Dans “Le Dernier des Juifs”, Jacques Derrida à la recherche de son appartenance communautaire
Dans Le Dernier des Juifs, le philosophe Jacques Derrida explore sa propre “appartenance sans appartenance” à la judéité ou au judaïsme.
Le Dernier des Juifs, titre de ce volume qui réunit deux conférences, c’est Jacques Derrida lui-même (1930-2004). Explorant sa «propre appartenance sans appartenance» au judaïsme – et à la judéité, distincte, comme il y insiste, du premier –, le philosophe se présente comme le «moins juif», «le Juif le plus indigne». Il est celui qui se tient à l’écart du groupe, «en raison d’une force de rupture déracinante et universalisante avec le lieu, avec le local, le familial, le communautaire, le national» – et, en particulier, avec la politique israélienne et ses violences.
Mais Derrida prétend aussi être le «plus juif de tous» : s’il y a parjure, c’est au nom même de l’héritage d’une attitude liée au rejet du Juif, au nom de «l’hospitalité» due à «l’étranger» et de l’accueil «de la dissymétrie, de l’anachronie, de la non-réciprocité». Et au nom de l’enfant qu’il a été, marqué à vie par son exclusion à dix ans de l’école parce que juif. «Plus radicalement tu rompras (…), plus tu seras fidèle à l’exigence hyperbolique (…) d’une responsabilité universelle et disproportionnée devant la singularité de tout autre», affirme le philosophe, avançant sa «vigilance inquiète d’étranger de l’intérieur».
Réflexion sur le sujet minoritaire
Il n’est pas seulement question de judaïsme et de judéité dans Le Dernier des Juifs et c’est ce qui rend ce texte encore plus beau et plus puissant.

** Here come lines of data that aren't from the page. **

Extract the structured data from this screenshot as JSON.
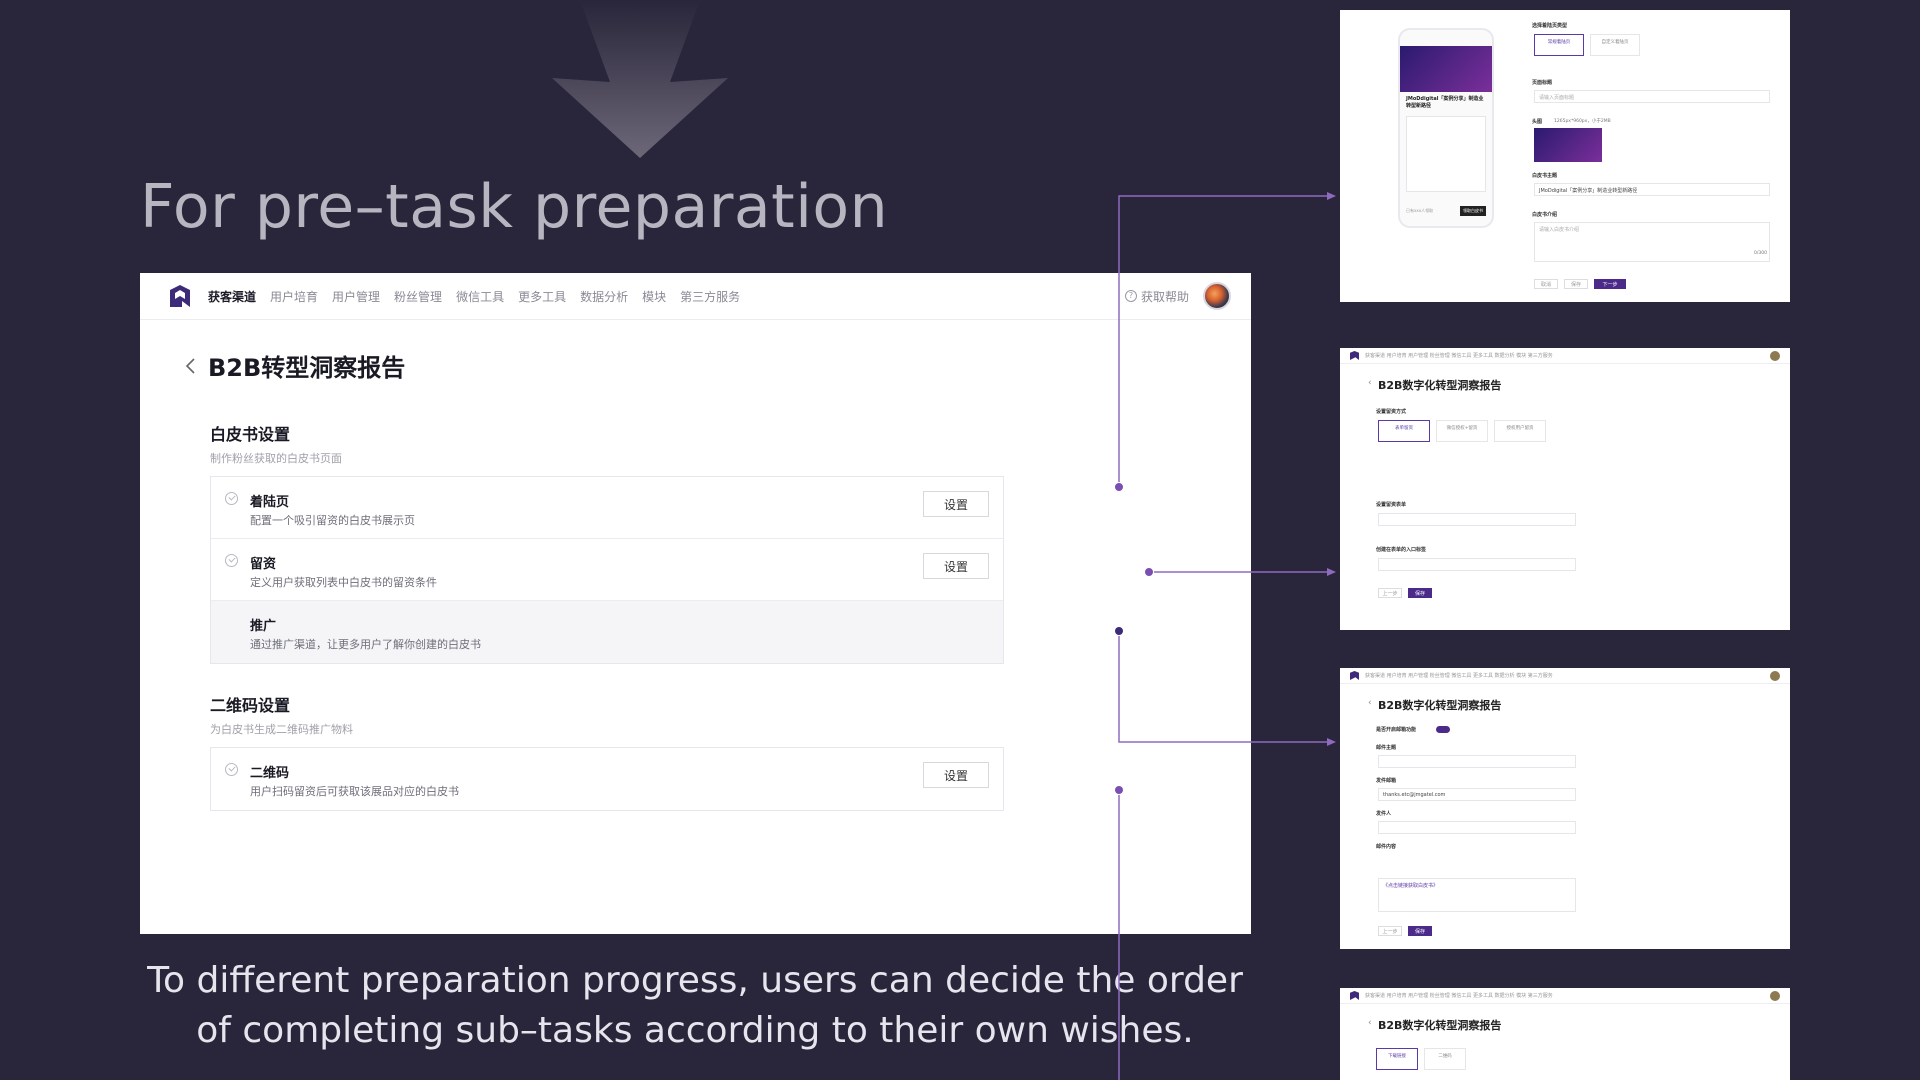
{
  "headline": "For pre–task preparation",
  "caption": "To different preparation progress, users can decide the order of completing sub–tasks according to their own wishes.",
  "colors": {
    "background": "#29253a",
    "accent": "#7a4fb2",
    "connector": "#8e6bbf"
  },
  "app": {
    "nav": {
      "logo": "logo-icon",
      "items": [
        "获客渠道",
        "用户培育",
        "用户管理",
        "粉丝管理",
        "微信工具",
        "更多工具",
        "数据分析",
        "模块",
        "第三方服务"
      ],
      "help": "获取帮助"
    },
    "page_title": "B2B转型洞察报告",
    "sections": [
      {
        "title": "白皮书设置",
        "subtitle": "制作粉丝获取的白皮书页面",
        "rows": [
          {
            "name": "着陆页",
            "desc": "配置一个吸引留资的白皮书展示页",
            "button": "设置"
          },
          {
            "name": "留资",
            "desc": "定义用户获取列表中白皮书的留资条件",
            "button": "设置"
          },
          {
            "name": "推广",
            "desc": "通过推广渠道，让更多用户了解你创建的白皮书",
            "button": ""
          }
        ]
      },
      {
        "title": "二维码设置",
        "subtitle": "为白皮书生成二维码推广物料",
        "rows": [
          {
            "name": "二维码",
            "desc": "用户扫码留资后可获取该展品对应的白皮书",
            "button": "设置"
          }
        ]
      }
    ]
  },
  "thumbs": {
    "t1": {
      "labels": [
        "选择着陆页类型",
        "页面标题",
        "头图",
        "白皮书主题",
        "白皮书介绍"
      ],
      "options": [
        "常规着陆页",
        "自定义着陆页"
      ],
      "title_placeholder": "请输入页面标题",
      "headimg_hint": "1265px*960px，小于2MB",
      "theme_value": "JMoDdigital「案例分享」制造业转型新路径",
      "intro_placeholder": "请输入白皮书介绍",
      "count": "0/300",
      "buttons": [
        "取消",
        "保存",
        "下一步"
      ],
      "phone_heading": "JMoDdigital「案例分享」制造业转型新路径",
      "phone_btn": "领取白皮书",
      "phone_foot": "已有xxx人领取"
    },
    "t2": {
      "title": "B2B数字化转型洞察报告",
      "labels": [
        "设置留资方式",
        "设置留资表单",
        "创建在表单的入口标签"
      ],
      "options": [
        "表单留资",
        "微信授权+留资",
        "授权用户留资"
      ],
      "buttons": [
        "上一步",
        "保存"
      ]
    },
    "t3": {
      "title": "B2B数字化转型洞察报告",
      "labels": [
        "是否开启邮箱功能",
        "邮件主题",
        "发件邮箱",
        "发件人",
        "邮件内容"
      ],
      "email": "thanks.etc@jmgatel.com",
      "link_text": "《点击链接获取白皮书》",
      "buttons": [
        "上一步",
        "保存"
      ]
    },
    "t4": {
      "title": "B2B数字化转型洞察报告",
      "options": [
        "下载链接",
        "二维码"
      ]
    },
    "nav_text": "获客渠道 用户培育 用户管理 粉丝管理 微信工具 更多工具 数据分析 模块 第三方服务"
  }
}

Ce dont parle plus largement Jacques Derrida, c’est bien du sujet minoritaire, frappé dès l’enfance et pour toujours par l’insulte, qu’elle soit antisémite ou autre (et le philosophe fait d’ailleurs référence au Pacs, qu’il avait soutenu).
Il est aussi question de l’appartenance de ce sujet minoritaire au groupe auquel il est assigné. Derrida s’attarde en effet sur les tensions de ce que Jean-Paul Sartre appelle «l’authenticité» et de ce qu’on pourrait nommer la dialectique de la honte et de la fierté, ou de la réappropriation du stigmate. Il ne s’agit pas pour Derrida de la rejeter (en dépit de termes parfois violents contre la «grégarité fusionnelle»), mais d’en souligner les ambiguïtés. Appelant à l’«oscillation» et à l’«indécidabilité», il écrit : «quiconque répond à l’appel doit continuer à douter, à se demander s’il a bien entendu, s’il n’y a pas de malentendu originel, si c’est bien là son nom qui a résonné».